Tecnologia boa de verdade a gente nem percebe. Para usar um dos termos do momento, a experiência acontece sem fricção – é fluída. Foi por aí que o boom das Inteligências Artificiais (IAs) reverberou na última edição da CES – a maior feira tech do planeta, que acontece tradicionalmente nos primeiros dias do ano, em Las Vegas. Neste ano, sobretudo, existia uma certa disputa sobre quem conseguiria proporcionar as experiências mais intuitivas, convenientes e menos intrusivas para as pessoas. Vamos lembrar que há mais de uma década se ouve falar sobre design thinking e que, para ser relevante de fato, as marcas precisam colocar o cliente no centro da experiência.
A Inteligência Artificial, com todos os clichês que orbitam em torno do tema, definiu a cara de 2023, assim como a COVID19 definiu o tom dos últimos anos. E, de fato, este é o avanço tecnológico com mais chances de se tornar um marco geracional em diferentes esferas da sociedade. O lado sombrio disso continua assustando e faz parte do imaginário coletivo construído no cinema, seja a partir do futuro distópico de Ridley Scott em Blade Runner, ou na franquia Exterminador do Futuro, de James Cameron, que catapultou Arnold Schwarzenegger para o estrelato de Hollywood. A narrativa das máquinas assumindo o controle de tudo e a humanidade frágil, refém de um colapso do sistema, converge para perguntas sobre o extermínio de milhares de empregos e uma possível crise econômica. Prato cheio para estratégias de comunicação que visam reposicionar a IA, agora não mais como uma vilã, mas como nossa grande aliada.

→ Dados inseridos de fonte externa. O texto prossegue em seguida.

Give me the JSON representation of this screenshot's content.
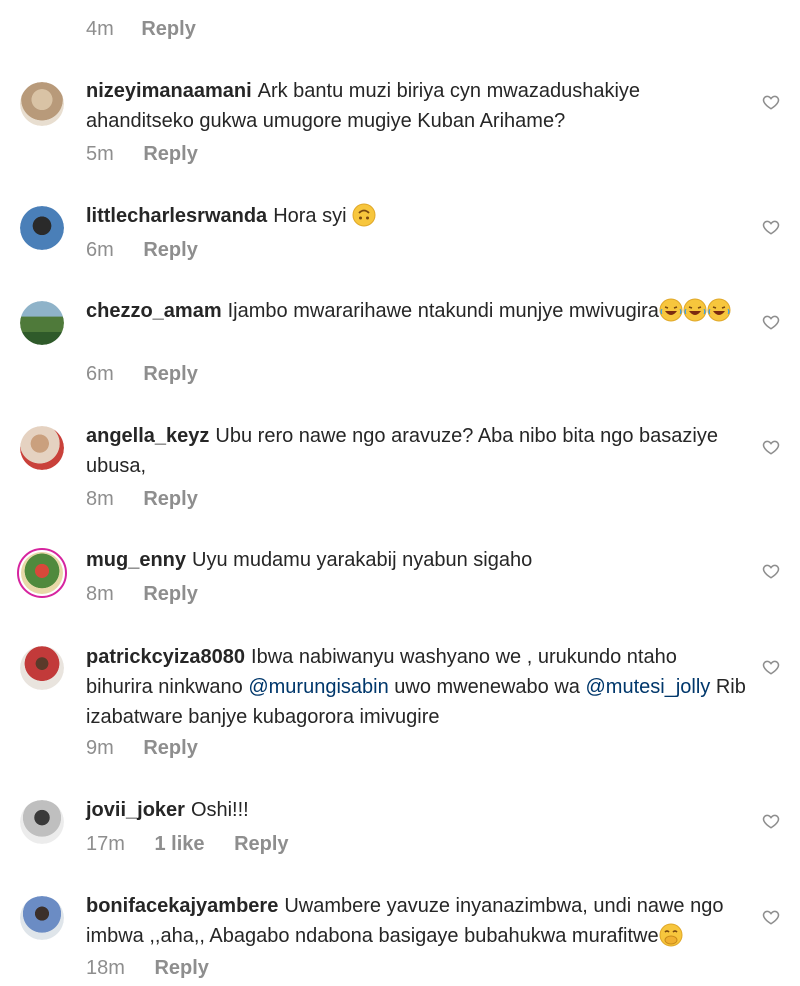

A IA em TVs, smartphones e eletrodomésticos – entre muitos outros equipamentos – não é uma realidade distante e a CES deu um salto de foco se comparada à edição anterior, de 2023. Para citar um projeto da casa, a Samsung apresentou o robô Ballie, um simpático gerente doméstico multifuncional em formato de esfera que traz um projetor embutido transformando paredes em telas. Ele realiza chamadas de vídeo por comandos básicos de voz, monitora os pets, controla dispositivos inteligentes, como luzes e aparelhos de ar-condicionado, e até atende ligações. Sua capacidade de projeção permite que ele exiba vídeos para entretenimento de animais de estimação ou para exercícios físicos dos usuários.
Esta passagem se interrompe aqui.